About a week later, having heard nothing from the surgeon's office, you call back to speak with the office manager once again. She tells you that she has submitted the "codes" to your insurance company and they have agreed to cover the surgeon out-of-network. She then tells you that you will need to pay a deposit prior to surgery "just in case", but that the insurance companies "always" pay her doctor in these situations. You decide to proceed, pay a $7500 deposit, and have your surgery.

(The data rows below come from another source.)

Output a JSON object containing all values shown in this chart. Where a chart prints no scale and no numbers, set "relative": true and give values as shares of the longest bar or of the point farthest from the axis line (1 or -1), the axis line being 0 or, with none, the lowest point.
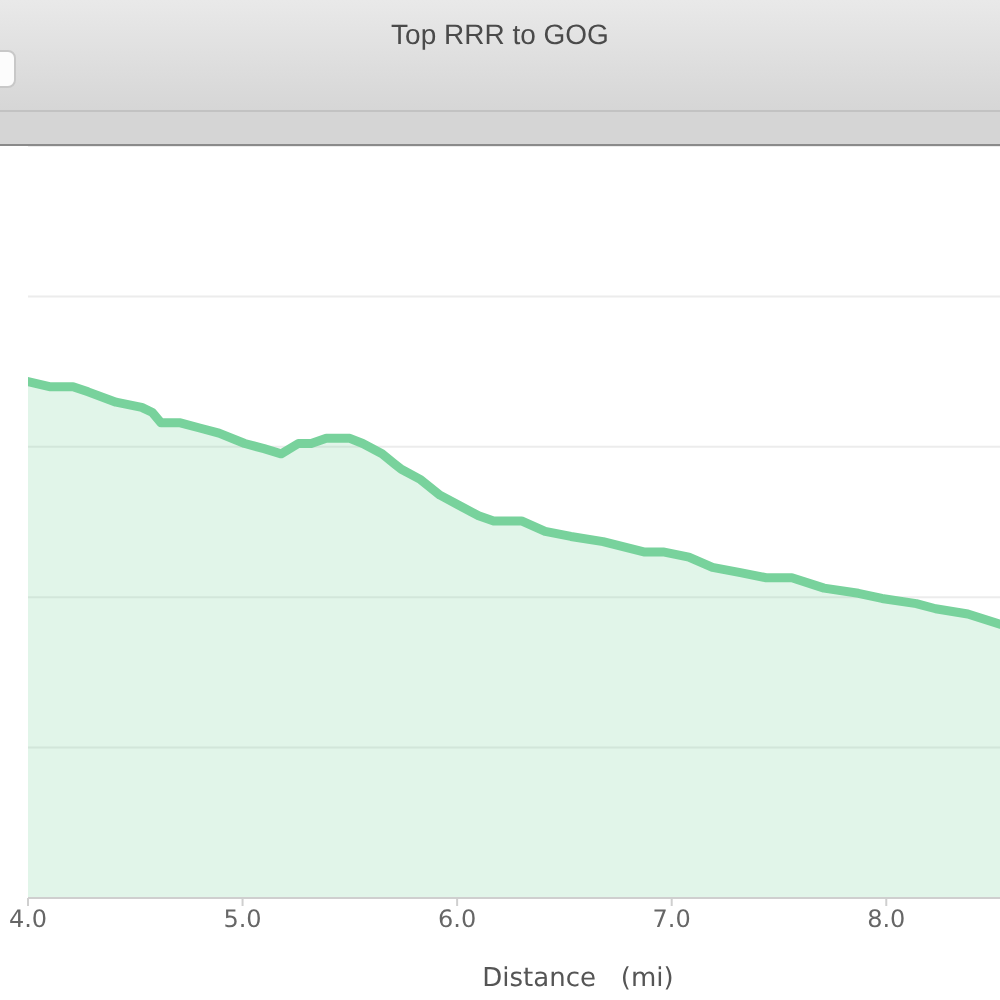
{
  "chart_data": {
    "type": "area",
    "title": "Top RRR to GOG",
    "xlabel": "Distance   (mi)",
    "relative": true,
    "x": [
      4.0,
      4.1,
      4.21,
      4.28,
      4.41,
      4.53,
      4.58,
      4.62,
      4.71,
      4.8,
      4.89,
      5.01,
      5.1,
      5.18,
      5.26,
      5.32,
      5.39,
      5.46,
      5.5,
      5.56,
      5.65,
      5.71,
      5.74,
      5.83,
      5.92,
      6.01,
      6.1,
      6.17,
      6.3,
      6.41,
      6.53,
      6.68,
      6.87,
      6.96,
      7.08,
      7.19,
      7.32,
      7.44,
      7.56,
      7.71,
      7.87,
      7.98,
      8.14,
      8.23,
      8.38,
      8.53
    ],
    "series": [
      {
        "color": "#78d29c",
        "values": [
          1.0,
          0.99,
          0.99,
          0.98,
          0.96,
          0.95,
          0.94,
          0.92,
          0.92,
          0.91,
          0.9,
          0.88,
          0.87,
          0.86,
          0.88,
          0.88,
          0.89,
          0.89,
          0.89,
          0.88,
          0.86,
          0.84,
          0.83,
          0.81,
          0.78,
          0.76,
          0.74,
          0.73,
          0.73,
          0.71,
          0.7,
          0.69,
          0.67,
          0.67,
          0.66,
          0.64,
          0.63,
          0.62,
          0.62,
          0.6,
          0.59,
          0.58,
          0.57,
          0.56,
          0.55,
          0.53
        ]
      }
    ],
    "xlim": [
      4.0,
      8.53
    ],
    "xticks": [
      {
        "value": 4,
        "label": "4.0"
      },
      {
        "value": 5,
        "label": "5.0"
      },
      {
        "value": 6,
        "label": "6.0"
      },
      {
        "value": 7,
        "label": "7.0"
      },
      {
        "value": 8,
        "label": "8.0"
      }
    ],
    "grid": "y",
    "tick_labels": "x"
  }
}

About a month after your surgery, you receive paperwork from your insurance company, indicating that the "allowed amount" based on "usual and customary" for your surgeon was just under $5,000 and that your "patient responsibility" is the balance of the charge, since the provider was out-of-network. Imagine your shock when you realize that you STILL OWE nearly $40,000! How can this be? The surgeon's office told you that your insurance plan had agreed to cover your case. What gives?
The first issue is that "usual and customary" (UCR) is a closely guarded secret. Even if you had called your insurance company upfront with the specific procedure codes, they might not have told you those amounts. If they had, you would have found out that UCR in your surgeon's zip code was about $8,500 nowhere near the $50,000 your surgeon charges. Had you know that, you would have known that your plan would only pay 60% of UCR since that is all your out-of-network benefits cover. You could then have made an informed decision about whether you were going to use that particular surgeon.
So what is an informed medical consumer (otherwise known as a patient) to do? Ask questions up front. Lots of them! And if you need help, consider engaging an medical billing advocate before you make any of these decisions.